Eks Kapolres Ngada Dipecat Tidak Hormat Usai Terbukti Cabuli Anak dan Konsumsi Narkoba

Eks Kapolres Ngada Dipecat Tidak Hormat Usai Terbukti Cabuli Anak dan Konsumsi Narkoba

Sidang Komisi Kode Etik Polri (KKEP) telah menjatuhkan putusan Pemberhentian Tidak Dengan Hormat (PTDH) terhadap AKBP Fajar Widyadharma Lukman, mantan Kapolres Ngada, Nusa Tenggara Timur. Putusan tersebut dibacakan pada Senin, 17 Maret 2025, setelah terbukti melakukan sejumlah pelanggaran berat, termasuk pencabulan terhadap anak di bawah umur dan penyalahgunaan narkoba. Sidang yang dipimpin oleh Divisi Profesi dan Pengamanan (Propam) Polri ini menghadirkan sejumlah saksi, baik secara langsung maupun virtual, guna mengungkap seluruh rangkaian perbuatan tercela yang dilakukan Fajar.

Kepala Biro Penerangan Masyarakat (Karo Penmas) Divisi Humas Polri, Brigjen Pol Trunoyudo Wisnu Andiko, menjelaskan bahwa istri Fajar, saudari ADP, turut hadir sebagai saksi dalam persidangan. Selain itu, persidangan juga menghadirkan ahli psikologi dan ahli laboratorium forensik yang memberikan kesaksian terkait hasil tes urine Fajar yang menunjukkan positif mengonsumsi narkoba. Kehadiran ahli-ahli tersebut bertujuan untuk memperkuat bukti-bukti yang diajukan dalam persidangan. Selain saksi yang hadir langsung, lima saksi lainnya memberikan kesaksian secara virtual. Para saksi virtual ini meliputi seorang ahli kesehatan jiwa dari pihak kepolisian, serta sejumlah saksi lainnya yang identitasnya dirahasiakan untuk melindungi kepentingan penyelidikan dan proses hukum lebih lanjut. Identitas dan peran para saksi virtual tersebut tidak diungkap secara detail oleh pihak kepolisian untuk menjaga integritas proses hukum.

Hasil investigasi KKEP menemukan fakta bahwa Fajar terbukti melakukan berbagai tindakan melanggar kode etik, termasuk perzinaan di luar ikatan pernikahan yang sah, penyalahgunaan narkoba, dan yang paling menghebohkan, pencabulan terhadap beberapa anak di bawah umur. Berdasarkan keterangan yang disampaikan oleh Brigjen Pol Trunoyudo, Fajar telah melakukan pelecehan seksual terhadap tiga anak di bawah umur, dengan usia korban masing-masing enam, tiga belas, dan enam belas tahun. Selain itu, satu orang dewasa berusia dua puluh tahun juga menjadi korban perbuatan bejat Fajar. Lebih lanjut, Fajar juga terbukti merekam, menyimpan, memposting, dan menyebarluaskan video pelecehan seksual tersebut. Perbuatan Fajar ini merupakan tindakan yang sangat tercela dan mencoreng citra institusi Kepolisian Republik Indonesia.

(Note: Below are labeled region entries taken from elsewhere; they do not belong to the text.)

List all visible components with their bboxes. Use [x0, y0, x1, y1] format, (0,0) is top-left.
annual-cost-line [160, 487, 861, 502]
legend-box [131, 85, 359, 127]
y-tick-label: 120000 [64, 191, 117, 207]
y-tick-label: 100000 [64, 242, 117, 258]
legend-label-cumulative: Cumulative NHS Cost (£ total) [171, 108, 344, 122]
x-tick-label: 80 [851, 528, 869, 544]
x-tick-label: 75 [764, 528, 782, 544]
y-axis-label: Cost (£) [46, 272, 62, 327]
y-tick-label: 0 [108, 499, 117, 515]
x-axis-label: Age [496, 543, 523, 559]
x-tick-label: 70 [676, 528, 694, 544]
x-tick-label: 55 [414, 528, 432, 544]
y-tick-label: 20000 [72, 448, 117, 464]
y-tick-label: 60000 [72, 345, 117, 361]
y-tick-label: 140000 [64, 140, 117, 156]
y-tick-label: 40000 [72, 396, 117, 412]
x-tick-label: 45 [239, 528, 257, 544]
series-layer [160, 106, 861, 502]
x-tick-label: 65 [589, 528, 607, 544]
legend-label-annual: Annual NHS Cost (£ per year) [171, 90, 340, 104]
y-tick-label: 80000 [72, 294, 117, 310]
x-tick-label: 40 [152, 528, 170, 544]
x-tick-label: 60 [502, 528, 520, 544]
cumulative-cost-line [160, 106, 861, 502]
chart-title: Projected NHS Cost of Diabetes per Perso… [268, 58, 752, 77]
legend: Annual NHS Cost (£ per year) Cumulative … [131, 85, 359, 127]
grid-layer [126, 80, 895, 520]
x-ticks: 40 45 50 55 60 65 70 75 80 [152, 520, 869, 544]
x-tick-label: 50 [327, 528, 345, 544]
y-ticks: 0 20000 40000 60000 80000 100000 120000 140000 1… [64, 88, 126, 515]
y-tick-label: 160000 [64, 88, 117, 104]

Atas berbagai pelanggaran berat tersebut, majelis hakim KKEP memutuskan untuk memberhentikan Fajar dari jabatannya sebagai anggota Polri secara tidak hormat. Meskipun demikian, Fajar menyatakan akan mengajukan banding atas putusan tersebut. Penangkapan Fajar sendiri bermula dari laporan otoritas Australia yang mendeteksi video tidak senonoh yang melibatkan anak di bawah umur di sebuah situs porno. Video tersebut kemudian ditelusuri dan akhirnya mengarah kepada Fajar. Sebelumnya, Fajar telah ditetapkan sebagai tersangka atas dugaan pencabulan anak di bawah umur dan kasus ini terus diselidiki oleh pihak kepolisian setempat. Berbagai tindakan Fajar menunjukkan pelanggaran disiplin yang sangat berat dan tidak dapat ditolerir.

Kasus ini menjadi sorotan publik dan menunjukkan pentingnya penegakan hukum dan kode etik yang tegas terhadap seluruh anggota Polri. Proses hukum yang transparan dan akuntabel diharapkan dapat memberikan efek jera dan mencegah terjadinya pelanggaran serupa di masa mendatang. Publik menantikan proses hukum selanjutnya dan berharap agar keadilan dapat ditegakkan sepenuhnya dalam kasus ini. Kejadian ini juga menjadi pengingat pentingnya perlindungan anak dan pencegahan kejahatan seksual terhadap anak di bawah umur.